Enquanto o Brasil caminha, célere, de volta à Idade da Pedra, no país de Donald Trump, notório predador, um poderoso produtor de Hollywood, campeão de premiações no Oscar, foi apeado de seu trono cinematográfico quando atrizes famosas denunciaram uma prática bem conhecida das mulheres. Harvey Weinstein cobrava propinas sexuais para deixar que essas atrizes ascendessem ao estrelato. A antessala do sucesso era o quarto de hotel do produtor.

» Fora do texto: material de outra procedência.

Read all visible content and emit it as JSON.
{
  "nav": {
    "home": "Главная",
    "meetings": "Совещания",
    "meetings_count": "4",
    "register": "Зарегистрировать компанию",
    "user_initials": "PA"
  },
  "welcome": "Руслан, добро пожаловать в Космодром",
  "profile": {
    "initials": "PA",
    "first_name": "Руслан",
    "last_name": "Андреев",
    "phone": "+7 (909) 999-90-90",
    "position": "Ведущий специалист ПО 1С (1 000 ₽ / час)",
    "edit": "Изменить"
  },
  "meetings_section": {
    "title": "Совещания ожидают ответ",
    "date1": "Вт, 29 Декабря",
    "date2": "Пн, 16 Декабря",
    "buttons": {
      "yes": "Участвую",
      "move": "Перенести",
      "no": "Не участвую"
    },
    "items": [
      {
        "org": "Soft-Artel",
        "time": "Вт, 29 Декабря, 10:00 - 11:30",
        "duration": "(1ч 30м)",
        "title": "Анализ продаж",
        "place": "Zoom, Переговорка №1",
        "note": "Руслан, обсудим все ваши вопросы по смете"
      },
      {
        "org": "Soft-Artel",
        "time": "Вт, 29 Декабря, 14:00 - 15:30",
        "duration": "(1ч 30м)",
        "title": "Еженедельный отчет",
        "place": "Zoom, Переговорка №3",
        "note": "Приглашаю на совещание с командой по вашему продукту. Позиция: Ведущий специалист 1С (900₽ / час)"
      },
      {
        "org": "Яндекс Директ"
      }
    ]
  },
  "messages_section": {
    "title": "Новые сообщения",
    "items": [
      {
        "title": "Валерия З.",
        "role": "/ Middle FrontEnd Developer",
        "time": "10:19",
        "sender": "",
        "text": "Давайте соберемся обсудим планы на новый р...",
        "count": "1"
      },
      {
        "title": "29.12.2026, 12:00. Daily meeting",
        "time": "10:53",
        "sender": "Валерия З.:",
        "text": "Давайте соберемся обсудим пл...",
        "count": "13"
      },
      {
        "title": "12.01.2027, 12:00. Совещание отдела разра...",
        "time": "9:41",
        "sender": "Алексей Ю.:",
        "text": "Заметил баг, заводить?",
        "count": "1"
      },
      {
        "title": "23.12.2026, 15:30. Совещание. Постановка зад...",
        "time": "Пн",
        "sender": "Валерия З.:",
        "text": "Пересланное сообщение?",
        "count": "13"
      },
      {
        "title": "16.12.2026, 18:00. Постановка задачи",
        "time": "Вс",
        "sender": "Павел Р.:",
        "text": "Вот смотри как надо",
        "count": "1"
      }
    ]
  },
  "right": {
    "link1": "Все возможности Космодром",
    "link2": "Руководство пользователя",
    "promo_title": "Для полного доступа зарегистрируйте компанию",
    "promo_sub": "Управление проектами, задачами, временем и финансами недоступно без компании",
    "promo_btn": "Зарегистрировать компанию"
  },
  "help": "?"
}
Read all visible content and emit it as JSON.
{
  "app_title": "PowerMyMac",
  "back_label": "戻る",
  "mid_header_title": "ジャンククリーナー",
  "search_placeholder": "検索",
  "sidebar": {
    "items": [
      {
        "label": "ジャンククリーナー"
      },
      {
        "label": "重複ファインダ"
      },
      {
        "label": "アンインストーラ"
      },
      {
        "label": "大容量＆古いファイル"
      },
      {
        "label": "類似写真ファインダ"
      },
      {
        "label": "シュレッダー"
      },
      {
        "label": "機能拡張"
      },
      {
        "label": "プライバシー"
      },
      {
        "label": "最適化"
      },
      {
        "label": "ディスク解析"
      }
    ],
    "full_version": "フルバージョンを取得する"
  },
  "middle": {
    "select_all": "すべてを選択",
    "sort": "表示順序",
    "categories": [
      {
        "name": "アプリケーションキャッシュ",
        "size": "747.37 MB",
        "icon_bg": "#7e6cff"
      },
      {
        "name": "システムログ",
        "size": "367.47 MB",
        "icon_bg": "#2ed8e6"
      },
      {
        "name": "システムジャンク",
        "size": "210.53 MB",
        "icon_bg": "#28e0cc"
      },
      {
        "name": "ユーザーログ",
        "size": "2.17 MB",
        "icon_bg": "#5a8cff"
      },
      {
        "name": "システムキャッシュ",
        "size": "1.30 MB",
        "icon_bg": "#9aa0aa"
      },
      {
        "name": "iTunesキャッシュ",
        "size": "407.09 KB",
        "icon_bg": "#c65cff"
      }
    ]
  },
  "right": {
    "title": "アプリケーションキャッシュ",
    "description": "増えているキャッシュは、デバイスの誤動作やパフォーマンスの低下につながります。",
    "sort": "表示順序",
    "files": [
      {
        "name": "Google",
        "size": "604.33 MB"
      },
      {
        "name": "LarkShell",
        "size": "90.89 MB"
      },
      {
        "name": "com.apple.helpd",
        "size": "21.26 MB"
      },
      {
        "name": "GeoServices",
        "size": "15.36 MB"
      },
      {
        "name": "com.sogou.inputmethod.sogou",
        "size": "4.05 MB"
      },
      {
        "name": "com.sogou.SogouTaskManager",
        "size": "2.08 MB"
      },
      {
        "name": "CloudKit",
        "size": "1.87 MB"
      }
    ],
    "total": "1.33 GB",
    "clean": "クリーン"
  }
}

Agora, que elas ousaram falar, abriram-se as comportas de um mar de ressentimentos até então represados, que inundaram a imprensa mundial. As francesas ecoaram o protesto das americanas e publicaram na internet milhares de depoimentos sobre situações vividas de assédio, agressões sexuais e estupros. Passada a fase de catarse virtual, foram para a rua. A jornalista Carol Galand, que convocou a manifestação no asfalto, disse que queria fazer uma coisa diferente de uma zoeira nas redes sociais.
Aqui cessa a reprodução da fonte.